その中でありがたいことに、私の取り組みについてインタビューを受ける機会も頂いてきた。その際、必ずと言っていいほど聞かれるのが「そもそもなぜ性に関わることに興味関心を抱いたのですか」という質問だ。もちろん、こういった質問が出るのは自然なこと思う。

私が吉原遊廓に興味を持った発端は、着物好きに始まる。なぜ着物が好きかと言われればそれこそわからないが、18歳の頃、成人式で花魁風の衣装が流行っているというニュースを見て、「遊廓って何?」とその存在を知り、気づけばそこで生きた女性たちの昔の手記を読むことに没頭していた。

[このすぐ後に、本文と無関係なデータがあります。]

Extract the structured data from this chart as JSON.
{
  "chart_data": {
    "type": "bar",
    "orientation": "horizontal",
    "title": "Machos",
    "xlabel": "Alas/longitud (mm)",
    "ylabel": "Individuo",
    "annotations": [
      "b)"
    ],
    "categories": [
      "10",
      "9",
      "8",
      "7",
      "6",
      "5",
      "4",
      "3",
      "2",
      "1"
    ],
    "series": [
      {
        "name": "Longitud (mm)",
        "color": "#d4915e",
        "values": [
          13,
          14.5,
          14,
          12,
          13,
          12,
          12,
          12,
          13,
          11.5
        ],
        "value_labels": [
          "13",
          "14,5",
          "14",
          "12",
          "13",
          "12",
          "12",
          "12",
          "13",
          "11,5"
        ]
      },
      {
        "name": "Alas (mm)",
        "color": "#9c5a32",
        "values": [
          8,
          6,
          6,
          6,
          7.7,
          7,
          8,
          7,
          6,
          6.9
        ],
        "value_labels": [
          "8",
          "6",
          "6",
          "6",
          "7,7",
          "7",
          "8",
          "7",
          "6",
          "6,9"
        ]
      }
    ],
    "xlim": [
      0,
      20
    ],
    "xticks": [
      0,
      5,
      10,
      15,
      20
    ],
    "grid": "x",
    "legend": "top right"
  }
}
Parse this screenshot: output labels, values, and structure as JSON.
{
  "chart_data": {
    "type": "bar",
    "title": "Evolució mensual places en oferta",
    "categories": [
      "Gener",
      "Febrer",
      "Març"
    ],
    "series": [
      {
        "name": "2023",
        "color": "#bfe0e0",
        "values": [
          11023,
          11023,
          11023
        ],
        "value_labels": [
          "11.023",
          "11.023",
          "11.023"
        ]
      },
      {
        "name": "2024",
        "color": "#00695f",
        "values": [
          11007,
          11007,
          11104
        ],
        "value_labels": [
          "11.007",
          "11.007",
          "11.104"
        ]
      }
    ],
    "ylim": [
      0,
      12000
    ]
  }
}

その後、大学在学中に交換留学で訪れたスウェーデンで、性に関わる部分でも若者を守ろうとする環境の手厚さに驚愕し、感銘し、それがきっかけとなり、日本で起こっている性教育や避妊に関する問題に向き合うことになった。もちろん、そこで受けた衝撃の大きさは、その前から性を通じて苦しむことの意味を、遊廓で生きた女性の手記などからも学んでいたからこそであっただろうとは思う。とはいえ、それ以上でもそれ以下でもなかったりする。

こういった説明をすると、「そうなんですね」で終わる方ももちろんいるが、中には「でもなぜ手記に没頭したのですか、性や避妊という話しにくいことになぜそんなにこだわるんですか?」「ご自身で実際になにか、つらい経験をされたこともあったんですか?」と、質問を繰り返しされることが多々ある。

私はその度に、いつも複雑な気持ちになる。自分の健康について、権利について話すことは、そんなにも奇異なことだろうか? 何か特別な理由や体験がなければ、話すのもおかしいことなのだろうか?